One of my big tension relievers recently has been playing Dungeon Defenders with friends. Like many of my games purchases this year it's an "indie" title, although has been a big success on iOS and Android before reaching the PC. It's a little like Sanctum, in so much as the basic concept is to "play" inside a Tower Defense game, building and upgrading towers in a build phase, and then running around in a combat phase fighting in support of them. But that's about where the similarity ends.
The first big difference is the graphics - Sanctum is a clean and futuristic looking game, as befits its somewhat clinical level design, but Dungeon Defenders is a bright, dare-I-say-WoW-like cartoon fantasy world with busy, pre-build mazes that you can freely block off with your towers and traps. The second is that your characters are all different; they come in four classes, they level up and spend points to customise themselves, and collect items they can equip and level up them too. Its bright, colourful, and definitely not clinical, with a host of traits on both your character and their equipment to juggle, and it's not always hugely well documented as to what they all do, or what a "good" upgrade is in the first place.
However the class structure is really interesting. Rated in terms of difficulty, in practice they mean complexity of how they interact with the world and their traps, and playing in a group you would want to fill the "easier" slots first. So an Adept brings shooty towers to the table, the Knight blockers and knockback, the Hunter snares and traps, and the Monk Auras - but whilst they are all powerful its a lot easier to live without auras or traps than without blocks or turrets. What this is indicative of, more than anything, is that this is a game built for multi-player.
Single player you can swap between characters but it's a messy, cumbersome drag that doesn't really work, and that's about all I have to say about it.
Multi-Player soars.
Even with a single other player in a game, you cover two tower types and can double the coverage against incoming mobs. There is a wonderful synergy that you can discover with a little experience between not just towers, but players and towers and players and other towers. The gameplay also starts to change - with more mobs spawning big packs become disproportionately more dangerous but you also get more Mana to spend on towers and upgrades. But with a full quote of four players, you end up tight on build capacity (a limit on how much you can build) that almost limits your options rather than expanding them.

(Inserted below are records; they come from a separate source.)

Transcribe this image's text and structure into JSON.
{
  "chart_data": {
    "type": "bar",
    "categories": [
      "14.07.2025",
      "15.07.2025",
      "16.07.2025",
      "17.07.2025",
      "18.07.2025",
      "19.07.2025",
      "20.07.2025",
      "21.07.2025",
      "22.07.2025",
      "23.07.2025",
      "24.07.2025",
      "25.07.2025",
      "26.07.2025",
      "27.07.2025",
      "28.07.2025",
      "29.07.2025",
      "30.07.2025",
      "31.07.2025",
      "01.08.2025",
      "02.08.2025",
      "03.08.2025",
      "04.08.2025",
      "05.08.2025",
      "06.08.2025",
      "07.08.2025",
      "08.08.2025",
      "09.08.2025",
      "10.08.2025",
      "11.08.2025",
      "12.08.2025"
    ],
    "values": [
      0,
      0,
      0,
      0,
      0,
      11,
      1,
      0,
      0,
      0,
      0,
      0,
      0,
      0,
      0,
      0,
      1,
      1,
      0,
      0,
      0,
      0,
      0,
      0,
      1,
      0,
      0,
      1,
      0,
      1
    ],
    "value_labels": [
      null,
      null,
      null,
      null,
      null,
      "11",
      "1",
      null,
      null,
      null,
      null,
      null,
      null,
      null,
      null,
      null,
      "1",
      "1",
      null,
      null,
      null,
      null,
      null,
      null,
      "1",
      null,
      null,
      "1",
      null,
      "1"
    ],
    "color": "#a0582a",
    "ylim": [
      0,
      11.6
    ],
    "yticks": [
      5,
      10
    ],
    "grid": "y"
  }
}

And the game knows this, and the levels reflect that. As with any tower defense game the key is placing the right combinations in the right places, and as with any third-person action game the key is keeping your head and reacting to changing situations. Dungeon Defenders is a near-perfect mix of these, especially when you are trying to rebuild a turret-line on the fly with a back of angry looking goblins, kobolds and orcs bearing down on you. I've even played some levels six or seven times with different numbers of people and different characters, and they're still fun, because the core gameplay is so solid.
Sensibly, Steam sells this on it's own or in a 4-pack, because playing this with friends has been one of the most fun gaming experiences of the year.